The sector is forecasting a total investment in new supply of £55bn over the five years to 2021, the risk profile report states. It anticipates that £31bn of this will be funded by sales revenue.

 

The HCA’s report also reveals that the sector is planning to build more than 280,000 new homes over the next five years – equivalent to roughly 10 per cent of existing stock. Associations are predicting that they will building 65,000 homes next year.

 

As the funding figures suggest, registered providers are predicting a significant shift in the proportion of homes they build for sub-market rent.

 

It states that in 2012, registered providers delivered 1,300 homes for sale on the open market and around 800 homes for market rent – less than 5 per cent of the sector’s development that year.

 

The most recent forecasts suggest that by 2019 less than half of all homes developed will be for sub-market rent. The sector predicts it will build roughly four times more properties for sale (outright and shared ownership) by 2019 than 2012.

 

In its report the HCA states that this means organisations will be ‘more exposed to sales risk and their business models will be more pro-cyclical’.

 

It points out that absolute levels of market sale activity are concentrated in a small number of registered providers.

 

‘In 2016, the sector’s ten largest registered providers generated 80 per cent of the sector’s turnover from outright sales, and the majority of the forecast increase in sales activity also sits with these organisations,’ the HCA’s risk profile report states. ‘However, there are also many registered providers who will either be new entrants or growing their exposures to market rent, market sale and shared ownership markets over the next five years.’

 

Jonathan Walters, deputy director strategy and performance with the regulator, said that a lot of this activity was ‘heavily focused in 40-60 organisations’.

 

‘You’re talking about one-fifth of those [the just over 200 organisations with more than 1,000 homes] who are doing the heavy lifting when it comes to this.

 

‘The key for us is do boards understand what happens if they can’t sell – if, for example, you get a hiatus like you got in 2008/09.

 

‘The people that the regulator is worried about most are not the really big ones, it is the ones that are trying to play catch-up.
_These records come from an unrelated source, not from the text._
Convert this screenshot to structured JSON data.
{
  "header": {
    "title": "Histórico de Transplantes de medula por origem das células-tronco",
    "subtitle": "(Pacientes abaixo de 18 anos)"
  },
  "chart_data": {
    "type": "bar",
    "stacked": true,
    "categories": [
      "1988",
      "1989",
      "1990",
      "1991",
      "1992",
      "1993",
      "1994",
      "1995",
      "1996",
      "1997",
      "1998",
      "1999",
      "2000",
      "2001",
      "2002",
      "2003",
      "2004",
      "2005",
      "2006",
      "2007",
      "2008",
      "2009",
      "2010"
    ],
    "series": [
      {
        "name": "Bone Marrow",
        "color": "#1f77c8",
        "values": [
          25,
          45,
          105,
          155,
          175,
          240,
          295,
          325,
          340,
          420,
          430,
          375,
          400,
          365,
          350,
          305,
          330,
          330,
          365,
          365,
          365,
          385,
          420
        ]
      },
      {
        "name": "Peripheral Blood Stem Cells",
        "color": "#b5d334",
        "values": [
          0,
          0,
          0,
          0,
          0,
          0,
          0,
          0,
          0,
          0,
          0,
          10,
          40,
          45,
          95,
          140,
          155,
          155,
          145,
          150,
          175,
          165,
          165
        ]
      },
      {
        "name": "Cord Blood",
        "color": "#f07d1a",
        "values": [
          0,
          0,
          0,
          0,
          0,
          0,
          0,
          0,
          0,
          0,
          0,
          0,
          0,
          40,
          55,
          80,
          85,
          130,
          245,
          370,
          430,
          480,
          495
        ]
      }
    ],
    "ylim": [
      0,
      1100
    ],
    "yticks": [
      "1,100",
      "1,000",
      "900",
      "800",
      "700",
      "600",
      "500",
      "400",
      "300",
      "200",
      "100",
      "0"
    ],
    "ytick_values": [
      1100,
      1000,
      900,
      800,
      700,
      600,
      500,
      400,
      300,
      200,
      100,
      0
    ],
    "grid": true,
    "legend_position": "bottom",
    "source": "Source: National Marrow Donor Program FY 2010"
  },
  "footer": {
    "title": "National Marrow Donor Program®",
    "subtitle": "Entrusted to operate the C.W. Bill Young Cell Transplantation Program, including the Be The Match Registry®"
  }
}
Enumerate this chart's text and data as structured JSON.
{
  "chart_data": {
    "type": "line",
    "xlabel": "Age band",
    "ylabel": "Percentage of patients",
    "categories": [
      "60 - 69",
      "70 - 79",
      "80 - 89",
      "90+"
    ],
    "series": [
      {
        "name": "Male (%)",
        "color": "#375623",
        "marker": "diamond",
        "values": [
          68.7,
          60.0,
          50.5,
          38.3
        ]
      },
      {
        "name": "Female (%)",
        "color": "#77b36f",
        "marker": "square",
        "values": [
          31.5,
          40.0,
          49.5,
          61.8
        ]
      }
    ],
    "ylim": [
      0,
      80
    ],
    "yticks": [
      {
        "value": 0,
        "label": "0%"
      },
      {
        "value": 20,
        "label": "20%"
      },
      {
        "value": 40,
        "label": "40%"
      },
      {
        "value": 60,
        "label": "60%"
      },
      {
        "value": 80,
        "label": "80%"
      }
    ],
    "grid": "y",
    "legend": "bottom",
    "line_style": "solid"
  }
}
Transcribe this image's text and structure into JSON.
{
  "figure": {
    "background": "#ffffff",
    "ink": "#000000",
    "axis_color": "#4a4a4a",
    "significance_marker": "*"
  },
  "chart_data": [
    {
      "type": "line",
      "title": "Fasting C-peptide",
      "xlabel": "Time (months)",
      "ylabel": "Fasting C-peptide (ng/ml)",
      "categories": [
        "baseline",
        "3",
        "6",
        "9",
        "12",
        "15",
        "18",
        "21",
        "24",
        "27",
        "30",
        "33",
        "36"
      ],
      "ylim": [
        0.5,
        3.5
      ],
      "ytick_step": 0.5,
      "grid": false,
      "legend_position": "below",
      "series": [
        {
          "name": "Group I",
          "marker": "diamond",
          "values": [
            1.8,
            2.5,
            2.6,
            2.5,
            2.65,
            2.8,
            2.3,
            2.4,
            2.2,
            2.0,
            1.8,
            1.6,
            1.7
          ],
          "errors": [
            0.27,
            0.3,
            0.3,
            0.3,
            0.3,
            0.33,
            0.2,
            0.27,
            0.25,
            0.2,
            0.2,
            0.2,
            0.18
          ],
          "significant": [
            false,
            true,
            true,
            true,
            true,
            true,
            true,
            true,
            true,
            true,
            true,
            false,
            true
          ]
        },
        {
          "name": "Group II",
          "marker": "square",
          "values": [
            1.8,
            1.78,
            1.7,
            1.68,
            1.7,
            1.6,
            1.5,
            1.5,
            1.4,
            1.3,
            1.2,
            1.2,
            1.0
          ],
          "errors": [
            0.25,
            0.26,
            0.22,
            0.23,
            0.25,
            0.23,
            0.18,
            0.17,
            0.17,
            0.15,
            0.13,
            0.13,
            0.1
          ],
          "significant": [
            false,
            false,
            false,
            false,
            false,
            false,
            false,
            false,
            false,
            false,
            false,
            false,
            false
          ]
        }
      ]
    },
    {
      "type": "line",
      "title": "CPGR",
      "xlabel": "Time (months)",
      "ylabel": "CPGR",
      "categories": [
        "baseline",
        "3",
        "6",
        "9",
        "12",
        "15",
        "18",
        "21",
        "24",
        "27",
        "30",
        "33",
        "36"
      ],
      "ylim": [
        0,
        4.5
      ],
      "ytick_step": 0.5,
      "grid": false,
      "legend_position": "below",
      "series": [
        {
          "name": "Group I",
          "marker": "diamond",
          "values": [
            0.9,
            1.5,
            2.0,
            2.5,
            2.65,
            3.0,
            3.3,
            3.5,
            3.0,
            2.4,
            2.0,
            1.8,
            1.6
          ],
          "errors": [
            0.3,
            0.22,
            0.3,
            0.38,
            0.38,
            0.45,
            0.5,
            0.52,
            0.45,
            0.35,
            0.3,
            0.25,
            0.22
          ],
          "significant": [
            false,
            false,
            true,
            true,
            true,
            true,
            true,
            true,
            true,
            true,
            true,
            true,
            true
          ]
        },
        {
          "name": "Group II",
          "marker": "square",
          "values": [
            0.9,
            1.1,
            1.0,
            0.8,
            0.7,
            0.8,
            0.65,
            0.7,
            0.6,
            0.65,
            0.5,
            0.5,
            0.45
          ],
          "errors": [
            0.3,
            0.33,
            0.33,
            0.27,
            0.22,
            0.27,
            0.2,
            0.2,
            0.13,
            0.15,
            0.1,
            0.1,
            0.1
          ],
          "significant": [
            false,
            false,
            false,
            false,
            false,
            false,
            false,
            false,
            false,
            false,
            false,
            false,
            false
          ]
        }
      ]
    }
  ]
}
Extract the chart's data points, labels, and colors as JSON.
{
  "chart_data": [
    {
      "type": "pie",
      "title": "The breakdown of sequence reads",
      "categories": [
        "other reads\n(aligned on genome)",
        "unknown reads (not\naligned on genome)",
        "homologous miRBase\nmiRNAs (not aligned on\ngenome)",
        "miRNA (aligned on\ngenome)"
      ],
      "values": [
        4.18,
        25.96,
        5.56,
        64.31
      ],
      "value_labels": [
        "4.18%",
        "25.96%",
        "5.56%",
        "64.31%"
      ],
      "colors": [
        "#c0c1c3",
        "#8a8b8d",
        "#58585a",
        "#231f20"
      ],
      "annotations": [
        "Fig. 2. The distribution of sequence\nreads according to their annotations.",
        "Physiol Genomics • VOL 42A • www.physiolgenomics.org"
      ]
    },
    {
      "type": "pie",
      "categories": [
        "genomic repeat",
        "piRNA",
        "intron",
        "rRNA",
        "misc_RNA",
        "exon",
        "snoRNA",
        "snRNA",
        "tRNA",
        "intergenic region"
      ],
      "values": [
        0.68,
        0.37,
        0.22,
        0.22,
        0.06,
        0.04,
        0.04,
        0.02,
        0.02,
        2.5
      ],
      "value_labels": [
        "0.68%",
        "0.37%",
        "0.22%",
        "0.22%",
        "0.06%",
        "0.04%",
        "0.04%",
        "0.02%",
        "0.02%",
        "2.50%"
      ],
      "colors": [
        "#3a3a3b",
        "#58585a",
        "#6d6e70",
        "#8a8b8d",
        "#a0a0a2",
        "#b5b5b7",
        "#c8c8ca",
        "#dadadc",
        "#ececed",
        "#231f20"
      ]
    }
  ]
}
The ones that are a bit smaller and really want to be part of the game.

 

‘For us the warning sign is the volume of sales activity compared to your development pipeline and your strong balance sheet.’

 

Mr Walters added that although the sector had been talking about the shift in focus for some time in truth the ‘activity has been concentrated in the hands of relatively few organisations’. He added that it now feels like the sector is ‘reaching a tipping point.’

 

The report adds that a small number of associations are planning to develop homes equivalent to more than 20 per cent of their existing stock over the next five years – and that that regulator will want assurance that they ‘have the appropriate skills and risk mitigation strategies in place in the event that development does not proceed as planned’.

 

Elsewhere, the report states that as of March 2017, 141 registered providers have investment in, or lending to, non-registered subsidiaries, special purpose vehicles or joint venture companies. ‘The total value of this indebtedness is reported to be £5.4bn, an increase from £3.2bn in March 2016,’ it states. ‘Half of the exposure is within three registered providers; almost one-third of the exposure is within one registered provider.’

 

Following the tragic fire at Grenfell Tower, the report also reminds providers that meeting health and safety obligations is a core responsibility.

 

‘Boards and councillors must be aware of their on-going obligations when contracting out delivery of services and should not assume because a service is undertaken by a third party that there is no inherent risk to their business,’ it adds.